Disputed church ownership causes Coptic friction

The scene of the bombing outside the Al-Qiddissine church in Alexandria, back in 2011 (AFP/Mohammed Abed)
The scene of the bombing outside the Al-Qiddissine church in Alexandria, back in 2011
(AFP/Mohammed Abed)

The Governor of Beheira Mokhtar Al-Hamalawi has ordered the suspension of the demolition of Rachid church in the city of Rachid, as well as the confiscation of the bulldozers and equipment needed to tear the building down, according to the Governorate of Beheira’s press office.

The demolition was prevented since the owner of church, Mohamed Tiranely, did not receive a demolition permit from the local unit.

Tiranely bought the Rachid Church from the Roman Orthodox patriarch in 1990 for EGP 100,000, according to the state-owned Al-Ahram portal.

The Coptic Orthodox Church objected to the purchase, saying that the Roman Patriarch had ceded the church to them, adding that a directive released by the State Council orders that any place of prayer cannot be put up for sale, being the property of the Ministry of Religious Endowments, according to a quarterly report released by the Egyptian Initiative for Personal Rights (EIPR) in October 2008.

The report added that the Coptic Orthodox Church and the Roman Orthodox sect offered to pay Tiranely his money back, plus interest, yet he refused the offer.

“The Coptic Orthodox Church bought the church from the late patriarch only to discover that the next patriarch sold it to the owner in question,” Naguib Gabriel, Coptic rights lawyer and head of the Egyptian Union of Human Rights, said, indicating that the church was sold twice to two different owners.

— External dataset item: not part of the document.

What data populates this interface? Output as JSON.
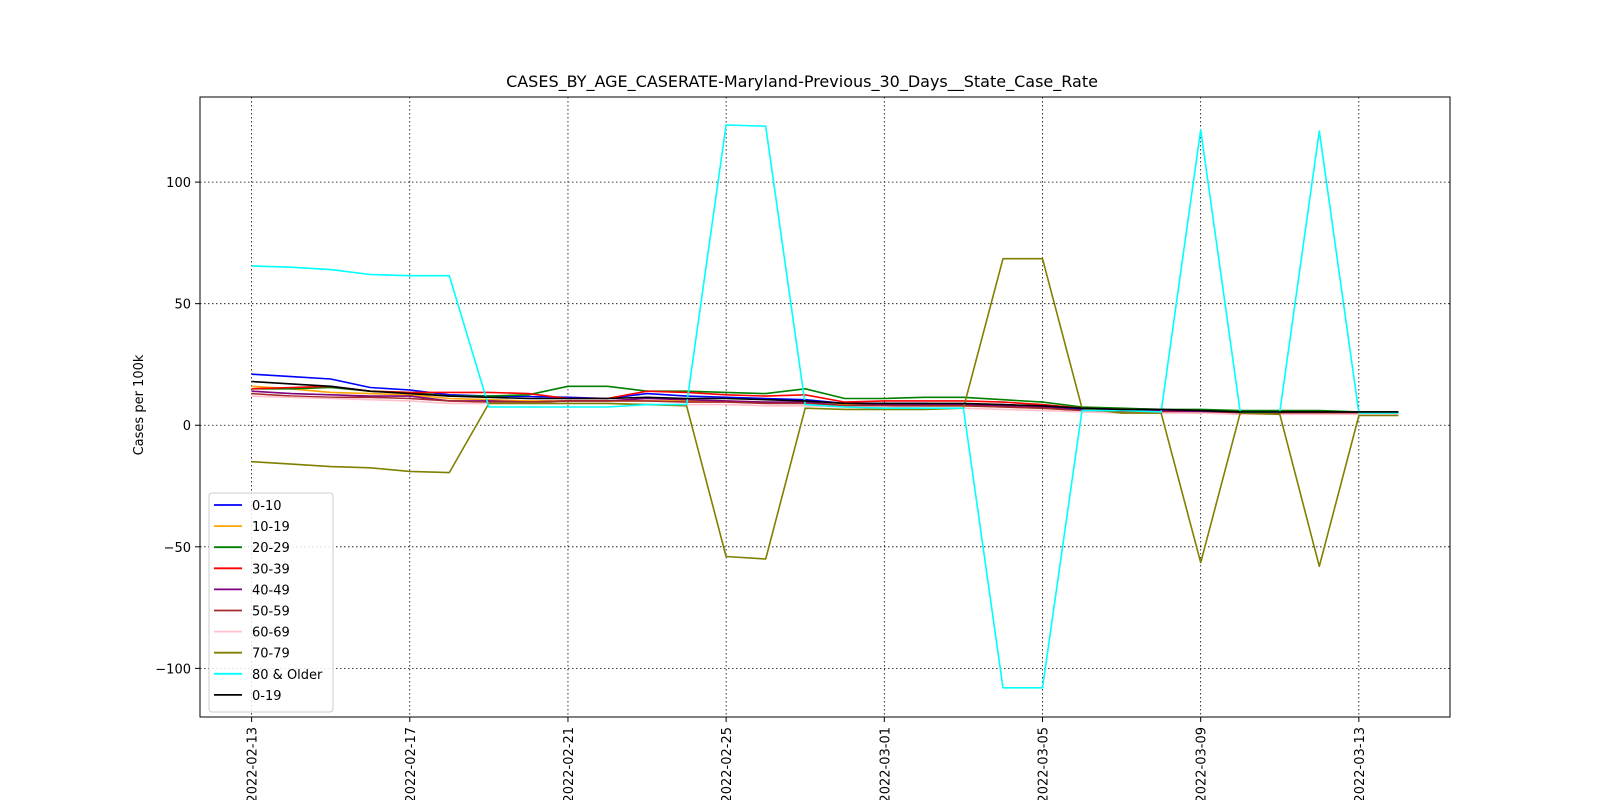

The case was sent to court, where it remained stalled for years until the court ruled that the Tiranely has full claim over the Rachid Church and its land in 2008, according to Al-Ahram portal.

But according to Gabriel the Coptic Orthodox Church had registered their ownership of the church before Tiranely did. Gabriel alleges that Tiranely used force to enter the church in 2008, tearing down part of the church allocated for prayer.

“We filed a report to the minister of justice and to judicial inspection,” Gabriel said, insisting that the owner was charged with possession of weapons and using force to enter the church.

“He is now claiming that the late Pope Shenouda told him he was righteous in his claim over the church;” Gabriel said, “that is not true.”

Tiranely launched a second attempt to bring down the church on Sunday night, only to be met with the opposition of Copts who rallied around the site attempting to stop him.

The demolition process soon ceased following Governor Al-Hamalawi’s decision, and Gabriel believes that the owner won’t be granted an official demolition permit.

“It’s not possible,” he said, adding that even if he were given one, “ we will not be silent; we will further escalate the matter”.

According to Gabriel, legally speaking the individual who bought the church and registered it first is the one with legal claim to it.

According to EIPR’s report, the Roman Orthodox sect practiced prayer in the Rachid Church for decades until the mid 1950s. Afterwards, the sect departed the city of Rachid, closing down the church until Tiranely bought it in 1990.

Nevertheless, following Tiranely’s purchase of the church and land, the Body of Egyptian Endowments put the land under its supervision, on grounds of it being originally an endowment. The church was not used for prayers for years until the Coptic Church assigned a Coptic priest in 2008, four months before Tiranely’s first demolition attempt.